I am not going to try to split the difference on this: there is no question in my mind that Zimmerman should have been found not guilty — indeed, that he should never have been tried.
But I do think it is important for Americans to understand why so much of the black community and many white liberals see the death of Trayvon Martin and the subsequent decision to not charge Zimmerman as evidence of racism.
Politicians — specificially, Democratic politicians — have been playing the race card in American politics for a long time. In the nineteenth century, not only Southern Democrats but even many Northern Democrats played the race card, calling the opposition party “Black Republicans” to emphasize that Republicans were looking out for blacks to the detriment of whites.
This book cover shows how Democrats argued that, with the election of Republican Abraham Lincoln, we should next expect black men to be pursuing white women for sex.
Once the Voting Rights Act of 1965 passed Congress — with a significantly higher percentage of Republicans voting “yea” than Democrats — the Democratic Party did not stop playing the race card. They just changed which race they were trying to inflame to vote irrationally.

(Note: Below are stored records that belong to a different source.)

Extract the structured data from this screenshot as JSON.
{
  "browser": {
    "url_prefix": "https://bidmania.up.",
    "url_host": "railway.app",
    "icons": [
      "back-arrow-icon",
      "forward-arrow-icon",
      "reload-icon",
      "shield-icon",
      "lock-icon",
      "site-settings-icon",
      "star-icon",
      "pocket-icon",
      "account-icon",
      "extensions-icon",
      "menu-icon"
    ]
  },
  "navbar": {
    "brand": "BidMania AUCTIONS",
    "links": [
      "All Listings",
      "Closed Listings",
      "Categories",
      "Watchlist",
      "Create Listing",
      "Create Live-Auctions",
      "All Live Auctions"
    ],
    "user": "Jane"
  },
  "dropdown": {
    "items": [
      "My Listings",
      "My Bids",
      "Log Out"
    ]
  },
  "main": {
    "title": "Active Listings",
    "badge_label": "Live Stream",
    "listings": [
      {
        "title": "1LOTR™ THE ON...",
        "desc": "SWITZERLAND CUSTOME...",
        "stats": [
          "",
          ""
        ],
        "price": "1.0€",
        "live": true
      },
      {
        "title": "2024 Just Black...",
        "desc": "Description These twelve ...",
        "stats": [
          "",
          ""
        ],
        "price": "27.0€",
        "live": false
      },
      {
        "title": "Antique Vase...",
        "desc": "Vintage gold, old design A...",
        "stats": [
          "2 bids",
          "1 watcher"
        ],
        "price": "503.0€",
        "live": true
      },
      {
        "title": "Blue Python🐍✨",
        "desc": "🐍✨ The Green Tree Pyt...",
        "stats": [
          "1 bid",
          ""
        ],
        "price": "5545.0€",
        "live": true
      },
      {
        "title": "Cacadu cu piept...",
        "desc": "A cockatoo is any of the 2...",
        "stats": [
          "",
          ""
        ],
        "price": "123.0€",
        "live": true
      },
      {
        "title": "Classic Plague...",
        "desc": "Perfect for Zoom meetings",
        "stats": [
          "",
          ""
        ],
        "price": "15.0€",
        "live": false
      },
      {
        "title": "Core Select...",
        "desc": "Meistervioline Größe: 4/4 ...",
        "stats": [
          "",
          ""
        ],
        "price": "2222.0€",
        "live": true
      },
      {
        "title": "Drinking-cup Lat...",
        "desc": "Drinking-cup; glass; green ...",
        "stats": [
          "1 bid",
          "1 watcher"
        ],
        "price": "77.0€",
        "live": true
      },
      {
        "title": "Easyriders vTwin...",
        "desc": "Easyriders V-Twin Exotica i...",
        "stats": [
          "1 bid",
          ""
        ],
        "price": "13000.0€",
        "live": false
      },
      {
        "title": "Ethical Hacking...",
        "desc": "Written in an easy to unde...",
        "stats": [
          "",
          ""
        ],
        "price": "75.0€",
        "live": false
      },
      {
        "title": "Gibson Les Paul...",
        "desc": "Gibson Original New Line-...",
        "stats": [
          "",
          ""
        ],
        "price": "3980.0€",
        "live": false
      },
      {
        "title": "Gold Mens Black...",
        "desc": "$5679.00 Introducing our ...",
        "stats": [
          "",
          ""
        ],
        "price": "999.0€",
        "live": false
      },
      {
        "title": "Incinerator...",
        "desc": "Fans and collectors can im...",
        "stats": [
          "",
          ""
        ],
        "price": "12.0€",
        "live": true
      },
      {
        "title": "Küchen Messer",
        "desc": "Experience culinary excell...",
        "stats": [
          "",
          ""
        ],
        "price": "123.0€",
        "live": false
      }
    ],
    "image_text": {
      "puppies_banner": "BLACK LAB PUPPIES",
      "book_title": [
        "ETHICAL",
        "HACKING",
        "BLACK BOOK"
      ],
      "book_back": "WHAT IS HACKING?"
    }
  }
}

Those who wonder why blacks have been so easily swayed to vote Democrat by crude appeals to race have only to look at the nineteenth century, when Democrats used the same approach to get white votes. Democrats play the race card for a reason — it works, and it works well. In the same way that P.T. Barnum’s famous saying — “No one ever went broke underestimating the taste of the American public” — says something ugly about popular tastes, the way in which appeals to race always seem to win elections says something ugly about how easy it is to sway people with appeals to the lowest common denominator.